【吴恩达】机器学习课程第一周笔记

来源:互联网 发布:做布料软件 编辑:程序博客网 时间:2024/05/16 06:35

机器学习定义

Tom Mitchell(1998):
  一个程序被认为能从经验E中学习,解决任务 T,达到 性能度量值P,当且仅当,有了经验E后,经过P评判, 程序在处理 T 时的性能有所提升。

监督学习

定义:
  监督学习,意指给出一个算法, 需要部分数据集已经有正确答案。
包括:
  1. 分类问题:预测一个离散值输出
   2. 回归问题:预测一个连续值的输出
两个例子:
  房价预测、癌症诊断

非监督学习

定义:
  训练样本不含有标记(label)信息,既没有类别信息,也不会给定目标值
典型例子
  鸡尾酒会问题(声音的分离)

错题

Some of the problems below are best addressed using a supervised learning algorithm, and the others with an unsupervised learning algorithm. Which of the following would you apply supervised learning to? (Select all that apply.) In each case, assume some appropriate dataset is available for your algorithm to learn from.

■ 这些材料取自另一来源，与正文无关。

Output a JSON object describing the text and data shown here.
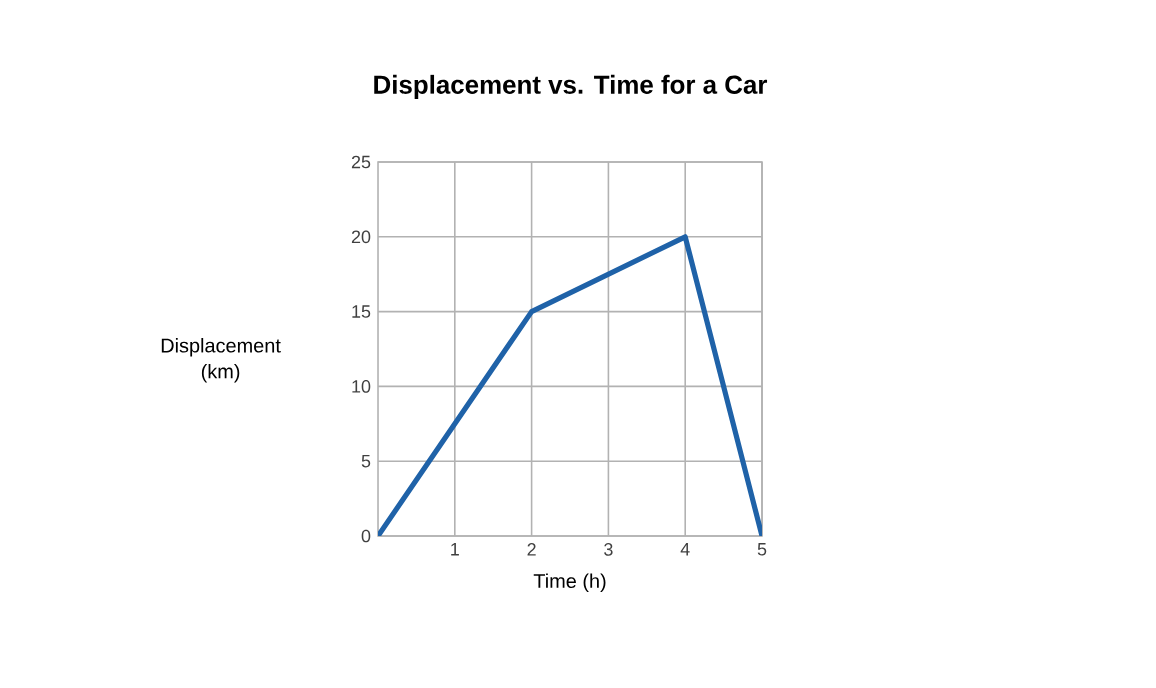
{
  "chart_data": {
    "type": "line",
    "title": "Displacement vs. Time for a Car",
    "xlabel": "Time (h)",
    "ylabel": "Displacement (km)",
    "x": [
      0,
      2,
      4,
      5
    ],
    "series": [
      {
        "color": "#1f62a8",
        "values": [
          0,
          15,
          20,
          0
        ]
      }
    ],
    "xlim": [
      0,
      5
    ],
    "ylim": [
      0,
      25
    ],
    "xticks": [
      1,
      2,
      3,
      4,
      5
    ],
    "yticks": [
      0,
      5,
      10,
      15,
      20,
      25
    ],
    "grid": true,
    "marker": "none",
    "line_style": "solid"
  }
}
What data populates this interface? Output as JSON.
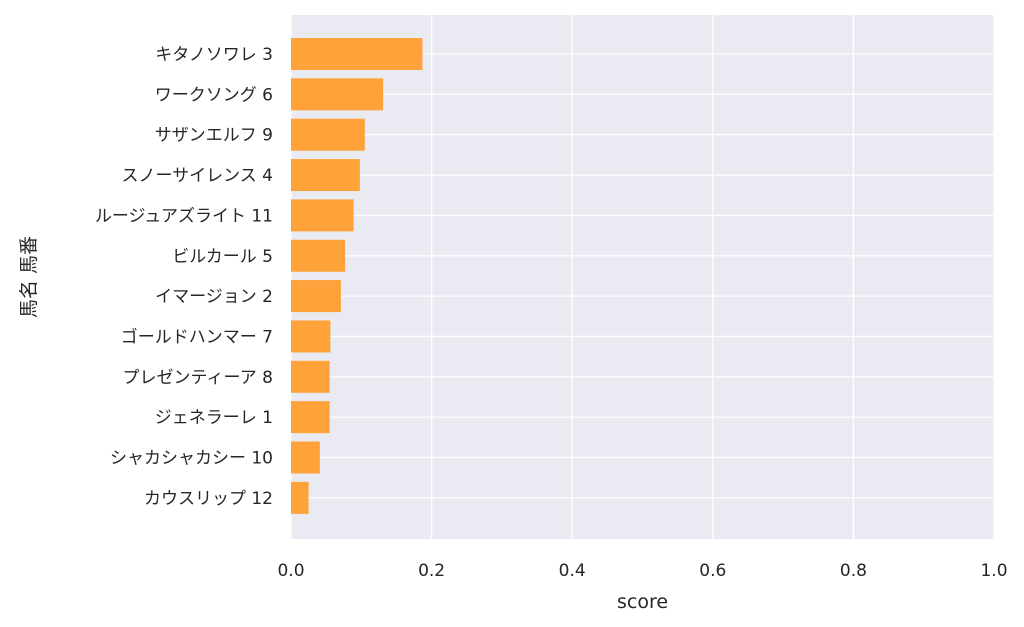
{
  "chart_data": {
    "type": "bar",
    "orientation": "horizontal",
    "xlabel": "score",
    "ylabel": "馬名 馬番",
    "xlim": [
      0.0,
      1.0
    ],
    "xticks": [
      "0.0",
      "0.2",
      "0.4",
      "0.6",
      "0.8",
      "1.0"
    ],
    "grid": true,
    "bar_color": "#FF9E2E",
    "background_color": "#EAEAF2",
    "categories": [
      "キタノソワレ 3",
      "ワークソング 6",
      "サザンエルフ 9",
      "スノーサイレンス 4",
      "ルージュアズライト 11",
      "ビルカール 5",
      "イマージョン 2",
      "ゴールドハンマー 7",
      "プレゼンティーア 8",
      "ジェネラーレ 1",
      "シャカシャカシー 10",
      "カウスリップ 12"
    ],
    "values": [
      0.187,
      0.131,
      0.105,
      0.098,
      0.089,
      0.077,
      0.071,
      0.056,
      0.055,
      0.055,
      0.041,
      0.025
    ]
  }
}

A. Given data on how 1000 medical patients respond to an experimental drug (such as effectiveness of the treatment, side effects, etc.), discover whether there are different categories or “types” of patients in terms of how they respond to the drug, and if so what these categories are.
B. Have a computer examine an audio clip of a piece of music, and classify whether or not there are vocals (i.e., a human voice
singing) in that audio clip, or if it is a clip of only musical
instruments (and no vocals).
C. Given genetic (DNA) data from a person, predict the odds of him/her developing diabetes over the next 10 years.
D. Given a large dataset of medical records from patients suffering from heart disease, try to learn whether there might be different clusters of such patients for which we might tailor separate treatments.

解析:错选AB,正确答案应该为BC,A不含对应的label信息,既没有类别信息,也没给定目标值,所以A是无监督学习。